4 Feb 2009

Peace of mind

It’s a slow morning, and I don’t have to go to work. There is no fresh snowfall, and what is on the ground is rapidly melting, though more is predicted for tonight and tomorrow.

I deliberately bypassed the Trinidad newspapers today, not wanting to have to deal with so much crap. Lately, I've become pensive, and more depressed. Not only about the never-ending stream of bad news from down there, but also because lately I’ve realised that several important aspects of my life are now necessary for me to let go of.

Letting go is never easy, and some of these decisions have been weighing very heavily on my mind, more so since my brush with dengue and the ill health that followed.
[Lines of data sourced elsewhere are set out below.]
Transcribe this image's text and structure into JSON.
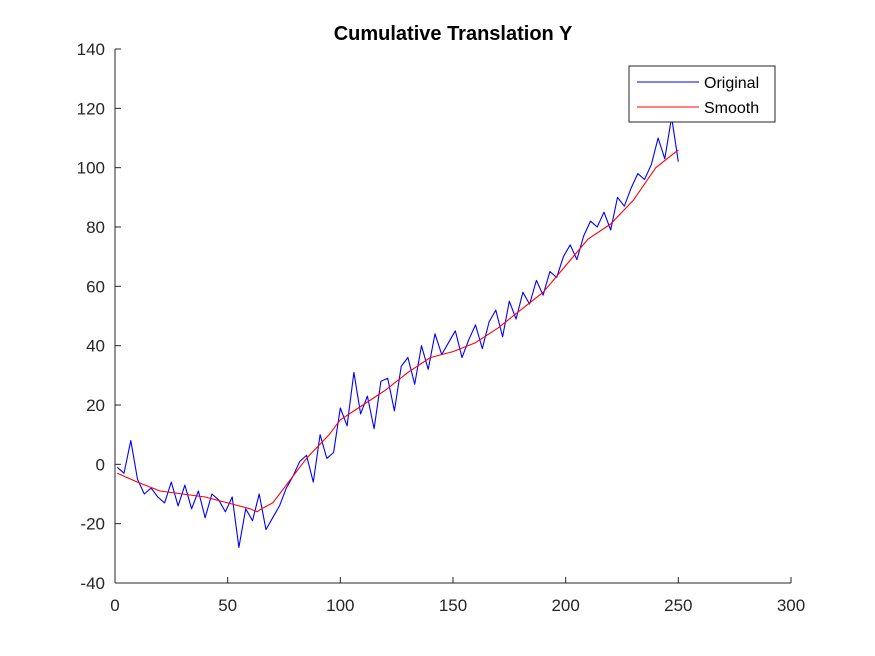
{
  "chart_data": {
    "type": "line",
    "title": "Cumulative Translation Y",
    "xlabel": "",
    "ylabel": "",
    "xlim": [
      0,
      300
    ],
    "ylim": [
      -40,
      140
    ],
    "xticks": [
      0,
      50,
      100,
      150,
      200,
      250,
      300
    ],
    "yticks": [
      -40,
      -20,
      0,
      20,
      40,
      60,
      80,
      100,
      120,
      140
    ],
    "xtick_labels": [
      "0",
      "50",
      "100",
      "150",
      "200",
      "250",
      "300"
    ],
    "ytick_labels": [
      "-40",
      "-20",
      "0",
      "20",
      "40",
      "60",
      "80",
      "100",
      "120",
      "140"
    ],
    "grid": false,
    "legend_position": "top-right",
    "series": [
      {
        "name": "Original",
        "color": "#0000ff",
        "x": [
          1,
          4,
          7,
          10,
          13,
          16,
          19,
          22,
          25,
          28,
          31,
          34,
          37,
          40,
          43,
          46,
          49,
          52,
          55,
          58,
          61,
          64,
          67,
          70,
          73,
          76,
          79,
          82,
          85,
          88,
          91,
          94,
          97,
          100,
          103,
          106,
          109,
          112,
          115,
          118,
          121,
          124,
          127,
          130,
          133,
          136,
          139,
          142,
          145,
          148,
          151,
          154,
          157,
          160,
          163,
          166,
          169,
          172,
          175,
          178,
          181,
          184,
          187,
          190,
          193,
          196,
          199,
          202,
          205,
          208,
          211,
          214,
          217,
          220,
          223,
          226,
          229,
          232,
          235,
          238,
          241,
          244,
          247,
          250
        ],
        "values": [
          -1,
          -3,
          8,
          -5,
          -10,
          -8,
          -11,
          -13,
          -6,
          -14,
          -7,
          -15,
          -9,
          -18,
          -10,
          -12,
          -16,
          -11,
          -28,
          -15,
          -19,
          -10,
          -22,
          -18,
          -14,
          -8,
          -4,
          1,
          3,
          -6,
          10,
          2,
          4,
          19,
          13,
          31,
          17,
          23,
          12,
          28,
          29,
          18,
          33,
          36,
          27,
          40,
          32,
          44,
          37,
          41,
          45,
          36,
          42,
          47,
          39,
          48,
          52,
          43,
          55,
          49,
          58,
          54,
          62,
          57,
          65,
          63,
          70,
          74,
          69,
          77,
          82,
          80,
          85,
          79,
          90,
          87,
          93,
          98,
          96,
          101,
          110,
          103,
          117,
          102
        ]
      },
      {
        "name": "Smooth",
        "color": "#ff0000",
        "x": [
          1,
          10,
          20,
          30,
          40,
          50,
          55,
          60,
          63,
          65,
          70,
          75,
          80,
          85,
          90,
          95,
          100,
          110,
          120,
          130,
          140,
          150,
          160,
          170,
          180,
          190,
          200,
          210,
          220,
          230,
          240,
          250
        ],
        "values": [
          -3,
          -6,
          -9,
          -10,
          -11,
          -13,
          -14,
          -15,
          -16,
          -15,
          -13,
          -8,
          -3,
          2,
          6,
          10,
          15,
          20,
          25,
          31,
          36,
          38,
          41,
          46,
          52,
          58,
          67,
          76,
          81,
          89,
          100,
          106
        ]
      }
    ]
  }
}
Support is almost non-existent for me in the UK, since I have no family here except for Punks, who at age 10 is certainly not the appropriate person to unburden my thoughts. Friends are more likely to be centred around their own lives and their own families, as is common in the UK. People here are less involved in other peoples’ troubles.

My mood is not related to the weather, I hope. As time passes, I find myself hopeful for something, and yet I cannot define what it is that I am seeking. Peace of mind certainly. Perhaps that will come in time, one can hope and work towards that, as I have been doing.

In the meantime, I am going to do my daily workout and have a good breakfast. All things else can wait.